Yavuz Ağıralioğlu: Gıda güvenliği, millî güvenliğin ayrılmaz bir parçasıdır

Anahtar Parti Genel Başkanı Yavuz Ağıralioğlu, sosyal medya platformu X üzerinden yaptığı açıklamada, gıda güvenliğinin yalnızca ekonomik ya da sektörel bir konu olmadığını belirterek, “Gıda güvenliği, millî güvenliğin ta kendisidir” ifadelerini kullandı.

Ağıralioğlu, gıda güvenliğinin sadece maliyet–fiyat, üretici–tüketici ya da Tarım Bakanlığı’nın konusu olarak görülmemesi gerektiğini vurgulayarak, bunun millî güvenliğin ayrılmaz bir parçası olduğunun altını çizdi. Türkiye’nin tarım sorunlarının kaynak yetersizliğinden değil, mevcut kaynakların yanlış, verimsiz ve tek boyutlu kullanılmasından kaynaklandığını belirtti.

Paylaşımında tarım politikalarına ilişkin vizyonunu da ortaya koyan Yavuz Ağıralioğlu, bu yaklaşımın; toprağı tüketen değil kaynağı yöneten, suyu harcayan değil suyu koruyan, doğayla kavga eden değil doğayla uyumlu, popülist değil bilim temelli bir anlayış üzerine kurulu olduğunu ifade etti. Bu vizyonun kısa vadeli çözümler değil, uzun vadeli yapısal dönüşümü hedeflediğini kaydetti.

Ağıralioğlu’nun paylaşımında yer verdiği çağrı kapsamında; birlikte üretim modeliyle üreticinin sermayesinin kooperatifler aracılığıyla sağlanacağı, kooperatiflerin alacaklarını üreticinin mahsulüyle tahsil edeceği, komşu tarlaların birlikte ekileceği ve tapunun çiftçinin cebinde kalacağı bir sistem önerildi. Ne ekileceği, nasıl sulama yapılacağı ve tarımsal girdilerin nasıl kullanılacağına Havza Koordinasyon Kurulu’nun karar vereceği, Tarım Bakanlığı’nın ise bu kararları uygulamakla yükümlü olacağı belirtildi.
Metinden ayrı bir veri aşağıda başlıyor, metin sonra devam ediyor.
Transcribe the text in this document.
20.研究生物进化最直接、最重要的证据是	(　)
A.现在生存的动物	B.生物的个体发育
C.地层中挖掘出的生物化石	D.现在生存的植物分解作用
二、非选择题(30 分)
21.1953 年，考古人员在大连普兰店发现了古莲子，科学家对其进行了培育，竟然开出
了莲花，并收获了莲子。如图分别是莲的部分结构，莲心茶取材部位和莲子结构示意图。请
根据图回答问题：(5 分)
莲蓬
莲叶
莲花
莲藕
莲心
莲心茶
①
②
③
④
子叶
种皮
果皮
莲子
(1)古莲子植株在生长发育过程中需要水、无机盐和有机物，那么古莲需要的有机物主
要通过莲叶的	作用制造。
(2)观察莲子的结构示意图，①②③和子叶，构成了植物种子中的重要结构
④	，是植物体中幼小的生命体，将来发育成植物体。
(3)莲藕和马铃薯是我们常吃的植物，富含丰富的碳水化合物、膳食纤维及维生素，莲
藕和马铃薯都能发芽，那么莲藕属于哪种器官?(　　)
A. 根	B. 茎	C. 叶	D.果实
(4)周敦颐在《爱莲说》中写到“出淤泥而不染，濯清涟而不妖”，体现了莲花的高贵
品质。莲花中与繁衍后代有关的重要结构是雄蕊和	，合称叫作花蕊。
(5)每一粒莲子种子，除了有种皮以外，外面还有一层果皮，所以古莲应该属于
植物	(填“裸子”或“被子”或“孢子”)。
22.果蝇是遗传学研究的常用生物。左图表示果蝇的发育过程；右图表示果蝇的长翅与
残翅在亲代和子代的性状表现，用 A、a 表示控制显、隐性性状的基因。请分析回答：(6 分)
Tarım finansmanında devletin üreticinin sermayedarı olmaya devam edeceğini ancak bu sermayenin kooperatifler tarafından yönetileceğini ifade eden Ağıralioğlu, üreticinin ürününün mutlak kâr garantisiyle kooperatif tarafından satın alınacağını aktardı. Sanayici, perakendeci ve şehir hâli esnafının ihtiyaç duyduğu ürünleri kooperatiften talep edeceğini, kooperatifin ise üretimi organize ederek ürünü teslim edeceğini dile getirdi.

Paylaşımda ayrıca, tüm gıda ürünlerinin raf satış fiyatlarının anlık olarak takip edileceği, tarla ve bahçe ürünlerinden hayvancılığa, seracılıktan balıkçılığa kadar tüm üreticilerin tarımsal girdilerini kooperatiften alacağı ve üreticinin net kârının mahsuplaşma sonrası hesaplarına yatırılacağı ifade edildi. Tarım politikalarının iklim uyumu ve su yönetimiyle entegre edileceği de vurgulandı.

Ağıralioğlu, açıklamasını, “Biz, Türkiye’nin tarımını geçmişin ezberleriyle değil; geleceğin hakikatleriyle buluşturacağız. Bu milletin toprağı, ihmale değil; adalete, akla ve alın terine layıktır” sözleriyle tamamladı.